Microsoft released the open-source vision foundation model named Florence-2 in June 2024 which introduces a novel approach encapsulating a unified, prompt-based representation for various vision-language and computer vision tasks. Florence-2 was created to incorporate text prompts as task instructions and generate results in textual format. These tasks include image captioning, object detection, grounding, OCR or segmentation. This article explains Florence-2 in detail with hands-on implementation.
Table of Contents
- Understanding Florence-2
- Florence-2 Model Architecture
- FLD-5B Data Engine
- Using Florence-2-Large for Image Caption Generation
Understanding Florence-2
Florence-2 is an open-source vision language model that demonstrates exceptional zero-shot and fine-tuning capabilities based on various computer vision tasks such as captioning, object detection, OCR, grounding and segmentation. The model uses FLD-5B data which consists of 5.4 billion comprehensive visual annotations on 126 million images, using an iterative strategy of automated image annotation and model refinement. The FLD-5B data uses different types of annotations such as bounding boxes, masks and captions.

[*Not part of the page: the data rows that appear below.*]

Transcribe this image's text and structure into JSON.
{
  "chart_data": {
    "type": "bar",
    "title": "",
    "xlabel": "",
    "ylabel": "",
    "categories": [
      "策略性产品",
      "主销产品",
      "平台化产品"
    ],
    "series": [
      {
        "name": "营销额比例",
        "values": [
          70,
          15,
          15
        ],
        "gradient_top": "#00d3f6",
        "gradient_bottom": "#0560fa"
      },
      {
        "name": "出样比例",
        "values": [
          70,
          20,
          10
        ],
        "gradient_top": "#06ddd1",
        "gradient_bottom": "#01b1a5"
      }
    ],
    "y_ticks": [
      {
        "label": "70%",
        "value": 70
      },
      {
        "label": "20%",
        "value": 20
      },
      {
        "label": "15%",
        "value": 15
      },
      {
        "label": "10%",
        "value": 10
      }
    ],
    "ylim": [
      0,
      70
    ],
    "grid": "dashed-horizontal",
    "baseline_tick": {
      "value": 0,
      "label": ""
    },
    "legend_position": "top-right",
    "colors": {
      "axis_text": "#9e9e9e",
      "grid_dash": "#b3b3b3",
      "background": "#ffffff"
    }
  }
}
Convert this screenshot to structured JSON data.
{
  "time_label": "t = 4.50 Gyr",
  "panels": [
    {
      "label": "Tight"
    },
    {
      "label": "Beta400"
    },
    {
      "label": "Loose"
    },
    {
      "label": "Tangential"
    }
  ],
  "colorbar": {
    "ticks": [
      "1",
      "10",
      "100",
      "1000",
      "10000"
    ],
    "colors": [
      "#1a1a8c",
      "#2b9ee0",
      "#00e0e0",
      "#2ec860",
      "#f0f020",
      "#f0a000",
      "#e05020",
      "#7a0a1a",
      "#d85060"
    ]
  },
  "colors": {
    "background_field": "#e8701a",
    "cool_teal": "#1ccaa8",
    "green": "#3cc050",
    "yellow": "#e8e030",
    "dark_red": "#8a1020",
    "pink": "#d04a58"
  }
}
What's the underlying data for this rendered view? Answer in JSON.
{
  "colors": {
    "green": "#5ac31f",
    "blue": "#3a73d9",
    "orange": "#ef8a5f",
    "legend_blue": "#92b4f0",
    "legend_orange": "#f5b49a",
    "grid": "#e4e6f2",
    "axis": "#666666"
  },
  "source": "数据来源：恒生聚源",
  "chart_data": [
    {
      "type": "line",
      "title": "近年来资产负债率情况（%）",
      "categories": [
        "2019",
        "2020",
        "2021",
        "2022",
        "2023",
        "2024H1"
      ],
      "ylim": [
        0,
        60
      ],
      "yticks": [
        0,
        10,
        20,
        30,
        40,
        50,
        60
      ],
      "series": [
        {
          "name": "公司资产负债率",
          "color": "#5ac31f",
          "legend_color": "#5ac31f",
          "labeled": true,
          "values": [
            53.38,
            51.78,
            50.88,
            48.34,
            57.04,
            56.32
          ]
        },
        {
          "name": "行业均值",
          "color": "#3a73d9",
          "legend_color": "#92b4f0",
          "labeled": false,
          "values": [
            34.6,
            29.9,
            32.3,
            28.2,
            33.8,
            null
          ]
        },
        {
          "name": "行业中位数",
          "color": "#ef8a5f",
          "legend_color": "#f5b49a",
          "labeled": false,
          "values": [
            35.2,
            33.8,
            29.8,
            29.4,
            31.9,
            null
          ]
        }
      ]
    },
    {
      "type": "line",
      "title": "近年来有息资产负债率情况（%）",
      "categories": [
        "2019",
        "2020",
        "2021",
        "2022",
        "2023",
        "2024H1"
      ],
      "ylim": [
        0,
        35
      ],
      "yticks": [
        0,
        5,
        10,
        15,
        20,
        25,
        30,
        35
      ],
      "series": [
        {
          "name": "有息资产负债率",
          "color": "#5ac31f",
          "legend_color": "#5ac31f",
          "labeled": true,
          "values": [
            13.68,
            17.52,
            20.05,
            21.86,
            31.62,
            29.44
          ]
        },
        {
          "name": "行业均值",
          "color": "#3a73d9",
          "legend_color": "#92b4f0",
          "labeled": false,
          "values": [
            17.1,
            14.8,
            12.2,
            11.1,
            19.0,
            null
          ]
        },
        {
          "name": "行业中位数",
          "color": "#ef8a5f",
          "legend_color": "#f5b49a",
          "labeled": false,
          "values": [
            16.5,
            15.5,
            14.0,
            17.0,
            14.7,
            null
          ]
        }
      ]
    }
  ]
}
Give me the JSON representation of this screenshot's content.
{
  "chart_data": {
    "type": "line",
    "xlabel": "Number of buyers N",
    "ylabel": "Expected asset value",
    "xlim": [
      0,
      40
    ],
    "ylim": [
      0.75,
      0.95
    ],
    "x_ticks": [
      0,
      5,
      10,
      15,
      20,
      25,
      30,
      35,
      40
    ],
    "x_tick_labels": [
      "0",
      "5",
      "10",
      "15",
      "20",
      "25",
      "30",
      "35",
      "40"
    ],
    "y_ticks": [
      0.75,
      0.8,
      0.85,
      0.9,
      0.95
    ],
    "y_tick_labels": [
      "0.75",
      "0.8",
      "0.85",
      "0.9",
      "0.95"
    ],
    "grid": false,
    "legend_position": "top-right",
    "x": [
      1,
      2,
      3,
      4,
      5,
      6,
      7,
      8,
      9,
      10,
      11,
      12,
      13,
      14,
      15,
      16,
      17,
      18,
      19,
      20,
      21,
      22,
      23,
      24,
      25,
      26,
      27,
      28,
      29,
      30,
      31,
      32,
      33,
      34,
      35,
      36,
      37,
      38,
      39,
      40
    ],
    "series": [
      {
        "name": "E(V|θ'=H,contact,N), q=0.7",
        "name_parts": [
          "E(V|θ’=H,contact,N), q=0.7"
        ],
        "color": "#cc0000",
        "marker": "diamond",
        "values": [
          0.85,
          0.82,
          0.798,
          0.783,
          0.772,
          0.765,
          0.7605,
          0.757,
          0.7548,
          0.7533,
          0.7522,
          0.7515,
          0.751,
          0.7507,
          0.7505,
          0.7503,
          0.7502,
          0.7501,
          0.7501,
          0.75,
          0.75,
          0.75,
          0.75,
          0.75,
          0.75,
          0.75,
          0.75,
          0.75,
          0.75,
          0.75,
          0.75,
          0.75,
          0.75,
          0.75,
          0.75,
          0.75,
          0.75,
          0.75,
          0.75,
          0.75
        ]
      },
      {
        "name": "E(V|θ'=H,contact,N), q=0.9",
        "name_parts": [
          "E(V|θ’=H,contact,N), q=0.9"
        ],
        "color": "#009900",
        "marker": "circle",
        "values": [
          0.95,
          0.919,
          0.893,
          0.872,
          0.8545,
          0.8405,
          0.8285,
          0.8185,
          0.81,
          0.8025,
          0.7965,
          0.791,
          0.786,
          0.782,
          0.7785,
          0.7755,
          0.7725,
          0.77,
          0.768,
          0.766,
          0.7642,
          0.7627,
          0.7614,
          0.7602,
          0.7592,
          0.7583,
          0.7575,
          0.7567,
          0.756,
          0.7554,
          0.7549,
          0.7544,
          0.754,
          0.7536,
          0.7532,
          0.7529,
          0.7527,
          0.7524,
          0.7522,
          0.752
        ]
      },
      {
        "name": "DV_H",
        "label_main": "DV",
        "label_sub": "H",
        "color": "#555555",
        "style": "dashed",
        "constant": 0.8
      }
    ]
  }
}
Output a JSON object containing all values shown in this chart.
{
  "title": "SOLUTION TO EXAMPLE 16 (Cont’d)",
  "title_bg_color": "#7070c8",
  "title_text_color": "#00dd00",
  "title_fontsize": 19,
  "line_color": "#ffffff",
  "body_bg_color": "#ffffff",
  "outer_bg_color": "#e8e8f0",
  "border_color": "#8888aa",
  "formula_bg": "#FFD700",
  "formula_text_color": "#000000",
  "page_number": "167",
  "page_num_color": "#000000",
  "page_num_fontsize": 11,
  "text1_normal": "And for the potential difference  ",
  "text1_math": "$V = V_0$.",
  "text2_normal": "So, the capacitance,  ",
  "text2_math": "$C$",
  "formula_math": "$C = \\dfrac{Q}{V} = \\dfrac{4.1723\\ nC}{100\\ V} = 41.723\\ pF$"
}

The FLD-5B annotations support Florence-2 in generating detailed and accurate image descriptions, identifying and localising objects in an image, applying segmentation, and locating specific objects or concepts as per the mentioned text within an image.
Florence-2 Unified Architecture
Florence-2 comes in two different parameter sizes – 0.23B (Base) and 0.77B (Large), making it significantly smaller than other powerful vision models, allowing it to run on devices with limited processing power. The model employs a unified architecture that uses a sequence-to-sequence learning paradigm, treating both images and texts as sequences, allowing it to handle different tasks under a common framework.
Florence-2 uses a combination of spatial hierarchy and semantic granularity. Spatial hierarchy refers to the arrangement of objects and their relative positions within an image. For instance, spatial hierarchy concerning an “image of a living room” can be based on identifying furniture objects such as the couch, coffee table, and chairs along with their relative positions. Semantic granularity, on the other hand, refers to the level of detail in the meaning assigned to objects or concepts. For instance, “Dog” is a more general term, whereas, “Siberian Husky” provides more specific information about the breed of dog.
Florence-2 Model Architecture and Data Engine
Florence-2 uses a unified sequence-to-sequence architecture for tackling tasks through a single model. The model uses the following components:
Image Encoder – It takes an image input and processes it through a CNN, the CNN extracts the visual features capturing the image’s content, shapes, edges, colours, etc. The output of this image encoder is a numerical representation of the features.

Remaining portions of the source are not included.